We can’t cease to be modern, or escape history, so long as we are breathing. Nor have we become again quite so barbaric that the past is lost to us. Even if unwilling, we are anachronists, and the ideas, both of Church and of State, do not go away. To our modern view, shot through with the vice of individualism, a man has connexions with God and with his neighbour that are different in kind. We hear an “either/or” when Christ had specified a “both/and.”

He was — and I am no theologian, don’t trust me — making a distinction between God and Mammon. (Now, what this term “mammon” means is a large topic; its reduction by childish translators to the word “money” is a sign of our times.) Both exist in the spiritual realm, both (by the Incarnation) in the material. The silver piece that Jesus was shown (foreshadowing the silver pieces to Judas), were of Mammon, on whom Christ made no claim. On justice and order He did, so that ultimately Christ claimed Caesar, but in no worldly sense. Caesar did Christ’s work, insofar as he maintained the lawful order of things; or he refused, and served only himself. That coin was his token, either way, and not for Christ to micromanage. It was not a sacred article.

Trade, though it should be honest, is in its nature profane.
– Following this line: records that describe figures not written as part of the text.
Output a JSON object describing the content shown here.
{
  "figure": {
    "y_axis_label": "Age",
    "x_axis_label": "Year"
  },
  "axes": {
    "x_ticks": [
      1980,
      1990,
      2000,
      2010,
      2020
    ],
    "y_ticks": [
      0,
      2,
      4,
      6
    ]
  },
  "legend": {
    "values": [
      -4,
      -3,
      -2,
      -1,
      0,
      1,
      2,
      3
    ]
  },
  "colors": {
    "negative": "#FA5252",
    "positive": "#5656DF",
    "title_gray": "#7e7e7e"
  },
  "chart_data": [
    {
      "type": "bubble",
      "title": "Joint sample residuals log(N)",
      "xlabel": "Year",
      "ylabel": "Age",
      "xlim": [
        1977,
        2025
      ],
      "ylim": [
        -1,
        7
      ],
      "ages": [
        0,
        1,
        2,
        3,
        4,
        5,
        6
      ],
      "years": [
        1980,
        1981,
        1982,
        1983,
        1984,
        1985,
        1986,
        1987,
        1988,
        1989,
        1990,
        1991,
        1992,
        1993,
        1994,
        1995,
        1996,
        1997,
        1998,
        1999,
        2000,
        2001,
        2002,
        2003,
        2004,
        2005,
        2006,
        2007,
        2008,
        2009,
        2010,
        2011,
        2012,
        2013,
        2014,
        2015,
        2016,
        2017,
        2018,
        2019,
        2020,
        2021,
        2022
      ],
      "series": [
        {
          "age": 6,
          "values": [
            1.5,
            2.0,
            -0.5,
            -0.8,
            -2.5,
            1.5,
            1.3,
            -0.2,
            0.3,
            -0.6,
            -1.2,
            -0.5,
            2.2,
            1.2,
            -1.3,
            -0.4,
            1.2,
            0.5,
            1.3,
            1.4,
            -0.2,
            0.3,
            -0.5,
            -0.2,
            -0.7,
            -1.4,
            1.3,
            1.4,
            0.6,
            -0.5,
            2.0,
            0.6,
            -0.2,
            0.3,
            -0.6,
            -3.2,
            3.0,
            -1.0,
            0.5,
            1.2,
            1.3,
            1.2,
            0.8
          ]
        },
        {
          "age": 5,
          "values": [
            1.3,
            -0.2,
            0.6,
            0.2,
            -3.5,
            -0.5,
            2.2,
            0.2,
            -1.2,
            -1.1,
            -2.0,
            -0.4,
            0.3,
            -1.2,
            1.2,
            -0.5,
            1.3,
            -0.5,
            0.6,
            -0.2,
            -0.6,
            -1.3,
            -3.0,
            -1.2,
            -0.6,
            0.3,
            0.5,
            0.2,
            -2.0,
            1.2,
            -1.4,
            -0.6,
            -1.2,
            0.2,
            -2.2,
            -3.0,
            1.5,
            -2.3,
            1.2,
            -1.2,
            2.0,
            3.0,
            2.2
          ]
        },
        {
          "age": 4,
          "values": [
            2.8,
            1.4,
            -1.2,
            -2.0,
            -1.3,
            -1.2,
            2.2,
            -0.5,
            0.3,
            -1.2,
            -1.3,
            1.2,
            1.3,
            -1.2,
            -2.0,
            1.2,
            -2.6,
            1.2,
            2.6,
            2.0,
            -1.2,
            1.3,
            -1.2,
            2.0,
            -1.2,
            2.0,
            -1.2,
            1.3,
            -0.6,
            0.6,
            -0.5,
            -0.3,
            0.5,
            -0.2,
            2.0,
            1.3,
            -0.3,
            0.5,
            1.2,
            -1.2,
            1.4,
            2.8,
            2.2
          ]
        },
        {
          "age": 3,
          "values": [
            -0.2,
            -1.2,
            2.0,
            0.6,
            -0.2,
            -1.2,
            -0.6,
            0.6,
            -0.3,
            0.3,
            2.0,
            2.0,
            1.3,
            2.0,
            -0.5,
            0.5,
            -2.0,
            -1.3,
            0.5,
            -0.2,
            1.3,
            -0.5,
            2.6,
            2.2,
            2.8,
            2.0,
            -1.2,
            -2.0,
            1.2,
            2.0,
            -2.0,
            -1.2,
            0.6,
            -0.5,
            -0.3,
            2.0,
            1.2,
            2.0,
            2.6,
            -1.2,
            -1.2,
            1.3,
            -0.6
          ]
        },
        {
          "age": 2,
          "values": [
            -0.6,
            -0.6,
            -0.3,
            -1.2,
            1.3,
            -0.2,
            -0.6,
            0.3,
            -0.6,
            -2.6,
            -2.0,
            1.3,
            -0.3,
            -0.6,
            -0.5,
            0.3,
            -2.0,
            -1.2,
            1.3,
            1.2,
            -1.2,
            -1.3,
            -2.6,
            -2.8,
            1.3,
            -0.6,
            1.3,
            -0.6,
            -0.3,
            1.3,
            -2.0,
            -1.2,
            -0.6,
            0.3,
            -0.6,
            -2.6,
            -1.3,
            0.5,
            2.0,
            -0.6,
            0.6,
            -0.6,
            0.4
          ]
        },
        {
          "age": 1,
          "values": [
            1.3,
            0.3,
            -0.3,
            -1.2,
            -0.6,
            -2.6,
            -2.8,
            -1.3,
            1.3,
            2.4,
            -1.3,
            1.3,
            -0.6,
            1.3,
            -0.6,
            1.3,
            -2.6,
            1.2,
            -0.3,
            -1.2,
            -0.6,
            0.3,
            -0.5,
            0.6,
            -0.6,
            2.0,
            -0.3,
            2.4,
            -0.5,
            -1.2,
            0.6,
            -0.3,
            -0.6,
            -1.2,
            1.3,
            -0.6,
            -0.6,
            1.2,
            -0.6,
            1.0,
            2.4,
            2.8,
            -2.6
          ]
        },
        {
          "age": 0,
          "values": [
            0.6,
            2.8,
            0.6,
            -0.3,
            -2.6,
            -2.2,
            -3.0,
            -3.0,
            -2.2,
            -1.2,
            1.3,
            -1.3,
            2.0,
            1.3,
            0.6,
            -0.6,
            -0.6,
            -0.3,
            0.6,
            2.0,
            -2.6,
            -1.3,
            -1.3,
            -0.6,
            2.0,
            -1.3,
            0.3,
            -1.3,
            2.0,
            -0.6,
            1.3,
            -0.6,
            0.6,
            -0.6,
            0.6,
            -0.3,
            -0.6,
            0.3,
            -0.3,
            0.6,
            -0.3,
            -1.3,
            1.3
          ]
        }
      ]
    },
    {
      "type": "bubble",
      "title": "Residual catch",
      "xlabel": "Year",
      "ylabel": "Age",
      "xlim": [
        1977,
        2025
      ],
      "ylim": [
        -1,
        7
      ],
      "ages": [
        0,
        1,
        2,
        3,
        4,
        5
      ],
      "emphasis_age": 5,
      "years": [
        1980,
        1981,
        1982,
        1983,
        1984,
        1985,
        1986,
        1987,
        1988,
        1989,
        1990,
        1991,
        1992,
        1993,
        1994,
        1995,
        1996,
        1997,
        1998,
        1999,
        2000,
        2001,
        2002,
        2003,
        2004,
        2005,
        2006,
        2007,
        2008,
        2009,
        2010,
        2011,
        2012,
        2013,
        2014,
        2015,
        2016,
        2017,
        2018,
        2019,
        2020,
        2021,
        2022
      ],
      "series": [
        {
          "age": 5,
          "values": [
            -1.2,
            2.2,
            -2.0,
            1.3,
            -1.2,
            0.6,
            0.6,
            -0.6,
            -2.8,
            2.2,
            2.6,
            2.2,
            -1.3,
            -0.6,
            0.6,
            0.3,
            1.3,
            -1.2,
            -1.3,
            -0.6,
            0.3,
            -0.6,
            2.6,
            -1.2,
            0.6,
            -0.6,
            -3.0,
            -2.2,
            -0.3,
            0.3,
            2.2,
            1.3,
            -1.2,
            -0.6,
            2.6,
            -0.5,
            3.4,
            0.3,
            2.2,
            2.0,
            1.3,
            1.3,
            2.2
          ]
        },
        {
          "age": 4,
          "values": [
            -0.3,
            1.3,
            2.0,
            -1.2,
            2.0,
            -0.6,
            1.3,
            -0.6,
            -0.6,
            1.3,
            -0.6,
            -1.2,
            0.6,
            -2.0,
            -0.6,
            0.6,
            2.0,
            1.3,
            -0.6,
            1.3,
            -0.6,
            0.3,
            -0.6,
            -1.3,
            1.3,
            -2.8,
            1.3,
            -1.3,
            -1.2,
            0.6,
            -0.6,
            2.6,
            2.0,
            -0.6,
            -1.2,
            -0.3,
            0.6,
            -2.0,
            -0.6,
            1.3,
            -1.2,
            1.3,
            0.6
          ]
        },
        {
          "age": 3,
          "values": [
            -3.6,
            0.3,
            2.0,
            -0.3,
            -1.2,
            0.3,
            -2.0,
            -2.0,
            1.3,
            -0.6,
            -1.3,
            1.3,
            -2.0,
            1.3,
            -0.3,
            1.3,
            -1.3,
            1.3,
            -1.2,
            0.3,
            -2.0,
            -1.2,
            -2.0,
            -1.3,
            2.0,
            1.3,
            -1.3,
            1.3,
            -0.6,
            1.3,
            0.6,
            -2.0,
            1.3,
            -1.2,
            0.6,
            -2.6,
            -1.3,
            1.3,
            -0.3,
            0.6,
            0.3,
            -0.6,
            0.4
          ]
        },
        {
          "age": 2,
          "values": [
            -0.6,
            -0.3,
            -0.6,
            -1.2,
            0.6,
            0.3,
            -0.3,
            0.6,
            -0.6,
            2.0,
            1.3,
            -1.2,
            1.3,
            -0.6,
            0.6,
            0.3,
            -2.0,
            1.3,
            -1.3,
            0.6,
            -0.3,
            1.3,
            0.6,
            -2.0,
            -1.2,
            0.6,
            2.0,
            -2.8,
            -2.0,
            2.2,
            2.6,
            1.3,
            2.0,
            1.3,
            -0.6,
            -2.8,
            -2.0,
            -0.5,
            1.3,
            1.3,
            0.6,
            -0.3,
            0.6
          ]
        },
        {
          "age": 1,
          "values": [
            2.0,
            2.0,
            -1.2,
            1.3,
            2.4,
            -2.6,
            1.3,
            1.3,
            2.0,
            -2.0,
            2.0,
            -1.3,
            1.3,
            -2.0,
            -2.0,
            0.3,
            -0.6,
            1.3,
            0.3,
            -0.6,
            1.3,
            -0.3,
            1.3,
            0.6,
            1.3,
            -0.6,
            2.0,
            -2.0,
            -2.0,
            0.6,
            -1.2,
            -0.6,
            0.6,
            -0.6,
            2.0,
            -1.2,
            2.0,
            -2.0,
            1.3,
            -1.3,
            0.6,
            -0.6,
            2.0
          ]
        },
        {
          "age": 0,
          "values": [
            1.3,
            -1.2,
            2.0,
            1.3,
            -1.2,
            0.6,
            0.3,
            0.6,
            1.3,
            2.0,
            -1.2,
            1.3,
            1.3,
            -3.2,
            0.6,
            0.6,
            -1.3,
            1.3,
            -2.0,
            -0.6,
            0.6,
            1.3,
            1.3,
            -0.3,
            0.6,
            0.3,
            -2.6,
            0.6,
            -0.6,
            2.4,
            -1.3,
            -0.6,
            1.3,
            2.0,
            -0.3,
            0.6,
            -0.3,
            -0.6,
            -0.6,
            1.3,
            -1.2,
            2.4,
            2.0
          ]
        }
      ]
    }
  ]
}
This does not mean that it is evil. Eating and drinking are not wicked things, in themselves. We are not Manichees. Insofar as a human is an animal, alive within the natural world, he is not a moral subject. Only insofar as he belongs to a supernatural order, does he participate in the absolutes we find there. We are not Animists, we are not Pantheists; the natural order we neither worship nor condemn. We give up the coin in taxes, or we give up our body to the lion in the Forum; at the material level, it is all one.

Although this world is a mixture of the sacred and profane, we need not confuse them. We ought not confuse them, and never in God’s name. The sphere of politics, on which I touched yesterday, is the sphere of Caesar’s coin. It is decidedly NOT the sphere of our neighbour, who is never abstract. The most seemingly charitable welfare or eleemosynary schemes are in the realm of Caesar.

Christians are called upon to be alert. With God or neighbour our relation is with a Person; the Church, for all her outward organization, is a vessel in which we find a Person, too. The vessel of the State contains, actually, a bottomless nothing.

Our contemporaries are bewildered by these. They think that Christ has called us to advance His Kingdom by political means; or that good resides in the empty vessel. This is spilt religion; the wine poured, as it were, into the wrong jar, and lost, immortally. That which is owed to Christ — a life — is instead paid into the emptiness.